Selon les prévisions de l’Insee, l’économie française se prépare à connaître un ralentissement en 2025. La croissance s’annonce modérée et le taux de chômage devrait augmenter, suscitant des inquiétudes quant à l’avenir économique national. Les ménages français font face à des restrictions budgétaires et une incertitude globale qui impactent leur quotidien, rapporte TopTribune.
La croissance de l’économie
Les perspectives indiquent une progression de 0,6 % pour 2025, légèrement inférieure à la prévision gouvernementale de 0,7 %. En 2024, une croissance de 1,1 % avait été anticipée, mettant en lumière le ralentissement actuel. La demande intérieure devrait apporter une contribution de 0,5 %, avec une légère croissance trimestrielle de +0,1 % au premier trimestre, suivie de +0,2 % pour les trimestres suivants. Cette situation coïncide avec le fait que « la zone euro émerge lentement d’une période difficile » alors que « les moteurs de l’économie française s’essoufflent, soulignant l’importance d’une réindustrialisation pour relancer l’économie. »

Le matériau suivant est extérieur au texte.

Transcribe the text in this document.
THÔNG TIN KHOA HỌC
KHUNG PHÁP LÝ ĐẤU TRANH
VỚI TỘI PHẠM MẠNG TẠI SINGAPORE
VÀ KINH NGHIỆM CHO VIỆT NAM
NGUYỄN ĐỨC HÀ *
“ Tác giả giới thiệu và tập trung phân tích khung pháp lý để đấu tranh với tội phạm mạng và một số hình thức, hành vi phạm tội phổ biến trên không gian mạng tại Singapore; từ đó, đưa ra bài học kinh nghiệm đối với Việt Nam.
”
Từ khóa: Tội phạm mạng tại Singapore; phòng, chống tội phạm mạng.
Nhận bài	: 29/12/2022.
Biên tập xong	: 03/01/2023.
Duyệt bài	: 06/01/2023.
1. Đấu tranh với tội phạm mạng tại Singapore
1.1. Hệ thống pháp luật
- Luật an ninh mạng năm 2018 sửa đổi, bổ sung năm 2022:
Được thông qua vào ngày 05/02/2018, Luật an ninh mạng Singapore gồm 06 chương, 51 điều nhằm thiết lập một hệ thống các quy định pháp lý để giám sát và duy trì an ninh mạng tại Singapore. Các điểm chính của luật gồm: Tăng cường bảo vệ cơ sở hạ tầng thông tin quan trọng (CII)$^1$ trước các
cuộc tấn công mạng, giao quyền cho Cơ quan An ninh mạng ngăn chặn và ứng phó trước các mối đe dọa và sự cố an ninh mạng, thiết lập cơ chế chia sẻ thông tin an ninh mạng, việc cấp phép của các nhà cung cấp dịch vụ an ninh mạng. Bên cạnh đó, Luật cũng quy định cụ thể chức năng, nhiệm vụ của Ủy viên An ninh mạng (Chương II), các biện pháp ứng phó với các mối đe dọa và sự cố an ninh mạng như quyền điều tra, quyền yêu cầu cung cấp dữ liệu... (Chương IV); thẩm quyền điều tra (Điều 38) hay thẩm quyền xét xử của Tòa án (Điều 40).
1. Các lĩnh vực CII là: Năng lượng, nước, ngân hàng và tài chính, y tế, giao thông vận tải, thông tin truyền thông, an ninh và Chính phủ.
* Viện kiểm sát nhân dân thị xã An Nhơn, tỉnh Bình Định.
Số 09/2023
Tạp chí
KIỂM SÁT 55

La consommation et le pouvoir d’achat
Les prévisions indiquent une augmentation modeste de la consommation des ménages de 0,7 % en 2025, après une hausse plus significative de 1,0 % en 2024. Cette tendance reflète un pouvoir d’achat qui ne connaîtra qu’une légère augmentation de 0,7 %, contre 2,5 % l’année précédente. L’inflation, qui devrait approcher 1 % à la fin de 2025, risque d’alourdir les budgets des ménages.
L’épargne des ménages
Le taux d’épargne des ménages s’affiche à un niveau élevé, avec une prévision de 18,2 % pour 2025. Cela malgré une réforme de l’épargne potentiellement perturbatrice. Il devrait atteindre un pic de 18,8 % au premier trimestre, avant de descendre à 17,3 % en fin d’année.
Emploi et chômage
Le marché de l’emploi présente des défis croissants. Le taux de chômage pourrait atteindre 7,7 % d’ici fin 2025, illustrant d’importantes disparités géographiques. De plus, plus de 120 000 postes sont attendus à disparaître sur deux trimestres consécutifs, avec une perte supplémentaire estimée à 90 000 emplois d’ici à la fin de l’année. Cette situation est exacerbée par la diminution des aides à l’apprentissage et par l’augmentation de la population active due à la réforme des retraites.
Salaires et investissements
Les salaires ne s’épanouissent pas non plus dans ce contexte. Le salaire mensuel médian devrait enregistrer une modeste progression de 0,9 % en 2025. Parallèlement, les investissements sont en recul, avec une prévision de contraction de -0,5 % globalement, les entreprises anticipant une baisse de -0,8 %, suivies par les ménages et les administrations publiques, dont les investissements devraient diminuer de -0,6 % chacun.
Le commerce extérieur et les aléas économiques
Le commerce extérieur risque de réduire la croissance économique de -0,7 point du PIB en 2025. Les tensions commerciales à l’échelle internationale compliquent davantage la situation, alors que les politiques fiscales américaines et le conflit Iran-Israël pourraient influencer les prix du pétrole, et par extension, l’économie française.